Question

Machine Learning Kit: Preprocessing inputs

0

I’m trying out the ML Kit and I found a model that I imported successfully as an ML Model Mapping into mendix 10: The BERT-squad. It’s a simple one that is supposed to take 1 paragraph, and multiple questions, then answer those questions about the paragraph. https://github.com/onnx/models/tree/main/text/machine_comprehension/bert-squad I got the model to import with no errors. However the inputs aren’t quite what I expected. You simply can’t pass text. This is what the inputs looks like in the mapping. And when I create an input object these are the attributes I need to assign: I’m not exactly sure how to process these questions and paragraph and assign them into these attributes. The above link gives an example of a paragraph and three questions saved in a json file, and then gives the following code to process it: # preprocess input predict_file = 'inputs.json' # Use read_squad_examples method from run_onnx_squad to read the input file eval_examples = read_squad_examples(input_file=predict_file) max_seq_length = 256 doc_stride = 128 max_query_length = 64 batch_size = 1 n_best_size = 20 max_answer_length = 30 vocab_file = os.path.join('uncased_L-12_H-768_A-12', 'vocab.txt') tokenizer = tokenization.FullTokenizer(vocab_file=vocab_file, do_lower_case=True) # Use convert_examples_to_features method from run_onnx_squad to get parameters from the input input_ids, input_mask, segment_ids, extra_data = convert_examples_to_features(eval_examples, tokenizer, max_seq_length, doc_stride, max_query_length) I’m not exactly sure how I would accomplish this code in a Microflow in mendix. The code refers to some functions such as “read_squad_examples”and “convert_examples_to_features” and I’m not exactly sure how to utilize these functions. Is this something I would have to crack open Eclipse and create a custom java action?

asked 2023-07-12

Brian Lorraine

2 answers

Brian Lorraine · Answer 1 · 2023-08-07

To anyone who reads this, The Mendix ML TookKit has a *LONG* way to go before it becomes useful. I tried out the example project in the answers above, only to get tons of errors in many of these examples. The BERT one DID work, but it does a poor job of answering even the most basic questions with straight forward context.

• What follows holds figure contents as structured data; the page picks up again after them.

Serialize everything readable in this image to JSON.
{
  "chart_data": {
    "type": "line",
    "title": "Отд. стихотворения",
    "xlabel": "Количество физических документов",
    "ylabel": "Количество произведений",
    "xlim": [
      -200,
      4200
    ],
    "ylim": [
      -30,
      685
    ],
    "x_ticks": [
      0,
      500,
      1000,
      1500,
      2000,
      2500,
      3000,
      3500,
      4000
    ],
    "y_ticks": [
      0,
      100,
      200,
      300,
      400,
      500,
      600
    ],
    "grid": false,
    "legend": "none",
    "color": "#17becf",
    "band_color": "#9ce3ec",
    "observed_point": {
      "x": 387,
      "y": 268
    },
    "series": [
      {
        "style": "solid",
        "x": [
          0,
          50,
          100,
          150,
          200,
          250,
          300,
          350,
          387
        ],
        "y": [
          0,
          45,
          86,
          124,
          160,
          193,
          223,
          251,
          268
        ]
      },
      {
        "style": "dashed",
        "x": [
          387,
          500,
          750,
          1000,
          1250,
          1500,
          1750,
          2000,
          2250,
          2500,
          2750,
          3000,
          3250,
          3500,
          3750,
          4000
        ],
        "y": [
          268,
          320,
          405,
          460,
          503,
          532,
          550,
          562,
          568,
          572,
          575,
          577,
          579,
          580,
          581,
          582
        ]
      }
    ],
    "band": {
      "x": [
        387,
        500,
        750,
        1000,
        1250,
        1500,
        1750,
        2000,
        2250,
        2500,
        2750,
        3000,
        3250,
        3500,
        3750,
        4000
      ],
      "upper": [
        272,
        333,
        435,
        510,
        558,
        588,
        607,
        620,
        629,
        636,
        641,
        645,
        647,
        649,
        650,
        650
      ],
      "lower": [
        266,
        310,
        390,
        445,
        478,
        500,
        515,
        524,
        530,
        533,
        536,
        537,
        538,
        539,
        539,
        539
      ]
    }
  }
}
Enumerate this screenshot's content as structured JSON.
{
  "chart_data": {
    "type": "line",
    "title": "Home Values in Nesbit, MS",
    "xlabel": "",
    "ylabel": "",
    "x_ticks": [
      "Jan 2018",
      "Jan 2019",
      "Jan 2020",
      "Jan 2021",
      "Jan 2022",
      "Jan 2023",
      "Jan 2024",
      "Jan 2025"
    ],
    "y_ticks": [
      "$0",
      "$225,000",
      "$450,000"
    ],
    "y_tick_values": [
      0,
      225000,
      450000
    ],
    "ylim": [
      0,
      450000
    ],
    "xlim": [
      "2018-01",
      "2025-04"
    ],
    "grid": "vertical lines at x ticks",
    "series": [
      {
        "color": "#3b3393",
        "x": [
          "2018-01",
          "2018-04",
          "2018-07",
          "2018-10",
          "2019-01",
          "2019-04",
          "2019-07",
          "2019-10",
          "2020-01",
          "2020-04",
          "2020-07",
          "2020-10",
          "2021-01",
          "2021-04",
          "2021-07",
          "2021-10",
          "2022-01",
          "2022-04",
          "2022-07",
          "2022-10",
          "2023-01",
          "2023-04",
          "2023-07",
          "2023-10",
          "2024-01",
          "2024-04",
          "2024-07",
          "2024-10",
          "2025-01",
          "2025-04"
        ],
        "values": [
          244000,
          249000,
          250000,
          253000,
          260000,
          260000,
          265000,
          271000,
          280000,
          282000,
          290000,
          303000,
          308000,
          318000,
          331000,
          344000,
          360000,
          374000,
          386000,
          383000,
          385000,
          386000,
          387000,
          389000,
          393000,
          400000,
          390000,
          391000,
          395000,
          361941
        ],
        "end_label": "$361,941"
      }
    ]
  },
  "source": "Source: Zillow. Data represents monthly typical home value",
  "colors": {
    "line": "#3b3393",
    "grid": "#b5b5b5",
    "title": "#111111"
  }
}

Most models you import will have missing tensor data and there is no way to know what to put in it. Even if you do, you can’t just feed the inputs into the model directly and read directly from it. You have to write a large amount of java code to pre/post process the text which is NOT straightforward at all. This pretty much defeats the purpose of using Mendix in the first place.

I wouldn’t recommend the ML Toolkit to anyone right now. It has some potential, but it isn’t going to be useful to anyone until there’s some sort of built in pre/post processing modules as a part of the toolkit.

Esteban Siravegna · Answer 2 · 2023-07-18

Hey Brian. We created a demo Mendix app that illustrates several use cases for various types of ML models. Bert is among these, and you have there examples of implementing java pre and post processors for that version of BERT specifically, please take a look:
GitHub - mendix/mlkit-example-app: Demo for Mendix MLKit.

Good luck!